Since religion means “re-binding,” the most consistent religious practice might well be a masochism. Such a notion would be wholly consistent with the long tradition of mostly Christian erotic mysticism. This would be one approach to social domination, its contraries being sadism, which enjoys not its own subjection but the other’s destruction as affirmation of one’s own powers, and cynicism, which is the posture of the frustrated master.

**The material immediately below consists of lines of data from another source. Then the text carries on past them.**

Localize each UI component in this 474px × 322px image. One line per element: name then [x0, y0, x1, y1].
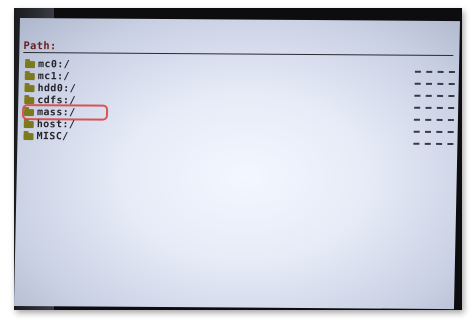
folder-icon	[24, 60, 36, 68]
entry-size	[413, 110, 455, 122]
entry-size	[414, 74, 455, 86]
entry-name: MISC/	[36, 130, 69, 142]
entry-size	[414, 86, 455, 98]
list-item-misc[interactable]: MISC/	[23, 130, 454, 146]
entry-size	[413, 134, 454, 146]
entry-name: mass:/	[36, 106, 76, 118]
path-label: Path:	[23, 40, 57, 53]
folder-icon	[24, 96, 35, 104]
file-browser-screen: Path: mc0:/ mc1:/ hdd0:/ cdfs:/ mass:/ h…	[13, 18, 461, 310]
entry-size	[414, 98, 455, 110]
file-list: mc0:/ mc1:/ hdd0:/ cdfs:/ mass:/ host:/	[21, 58, 456, 146]
folder-icon	[23, 108, 35, 116]
folder-icon	[23, 132, 34, 140]
entry-name: hdd0:/	[37, 82, 77, 94]
entry-name: host:/	[36, 118, 76, 130]
entry-name: cdfs:/	[37, 94, 76, 106]
entry-name: mc1:/	[37, 70, 71, 82]
folder-icon	[24, 72, 35, 80]
folder-icon	[23, 120, 34, 128]
entry-size	[413, 122, 454, 134]
folder-icon	[24, 84, 35, 92]
path-divider	[23, 52, 454, 57]
entry-size	[414, 62, 456, 74]
entry-name: mc0:/	[37, 58, 71, 70]
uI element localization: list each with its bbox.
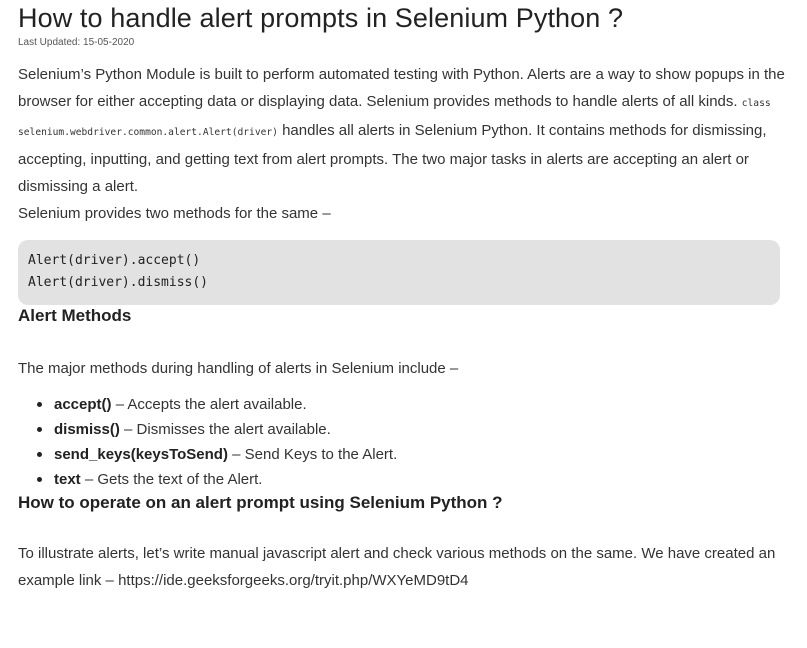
methods-list: accept() – Accepts the alert available. … xyxy=(18,392,788,492)
section-heading-operate-alert: How to operate on an alert prompt using … xyxy=(18,493,503,512)
intro-text-3: Selenium provides two methods for the sa… xyxy=(18,205,331,222)
intro-paragraph: Selenium’s Python Module is built to per… xyxy=(18,61,788,227)
method-desc: – Accepts the alert available. xyxy=(111,396,307,413)
method-name: text xyxy=(54,471,81,488)
method-name: send_keys(keysToSend) xyxy=(54,446,228,463)
methods-intro-paragraph: The major methods during handling of ale… xyxy=(18,360,459,377)
last-updated-date: Last Updated: 15-05-2020 xyxy=(18,37,135,48)
intro-text-1: Selenium’s Python Module is built to per… xyxy=(18,66,785,110)
list-item: dismiss() – Dismisses the alert availabl… xyxy=(37,417,788,442)
page-title: How to handle alert prompts in Selenium … xyxy=(18,3,624,33)
method-desc: – Send Keys to the Alert. xyxy=(227,446,398,463)
illustrate-paragraph: To illustrate alerts, let’s write manual… xyxy=(18,540,788,594)
code-block[interactable]: Alert(driver).accept() Alert(driver).dis… xyxy=(18,240,780,305)
list-item: text – Gets the text of the Alert. xyxy=(37,467,788,492)
method-name: dismiss() xyxy=(54,421,120,438)
list-item: send_keys(keysToSend) – Send Keys to the… xyxy=(37,442,788,467)
method-name: accept() xyxy=(54,396,112,413)
example-link[interactable]: https://ide.geeksforgeeks.org/tryit.php/… xyxy=(118,572,468,589)
code-line-accept: Alert(driver).accept() xyxy=(28,253,201,268)
list-item: accept() – Accepts the alert available. xyxy=(37,392,788,417)
method-desc: – Gets the text of the Alert. xyxy=(80,471,263,488)
section-heading-alert-methods: Alert Methods xyxy=(18,306,132,325)
method-desc: – Dismisses the alert available. xyxy=(119,421,331,438)
article: How to handle alert prompts in Selenium … xyxy=(18,0,788,594)
code-line-dismiss: Alert(driver).dismiss() xyxy=(28,275,209,290)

Religion’s spiritual exercises were replaced by art and psychoanalysis; this did not replace the divine but transformed it. In the West, this shift began in the 6th century BC with tragedy and philosophy, which broke with religion by reducing it to mere poetic figures, rather than, as in the Jewish world, modernizing it. The Jews did not invent God; they made him an ethical subject as they broke with religion’s reliance until then on myth and magic. The modern Protestant God lives in a wholly secular world, where he is nothing more than the Boss whom believers are supposed to obey. Most often they believe in the same things their more fully secular fellow citizens (abandoning beliefs that claim scientific status but have none) but with more of a compulsive determination. “Don’t ask me what it means, it means only and exactly what it says, but: We really mean it, man”; thus, it is “true.”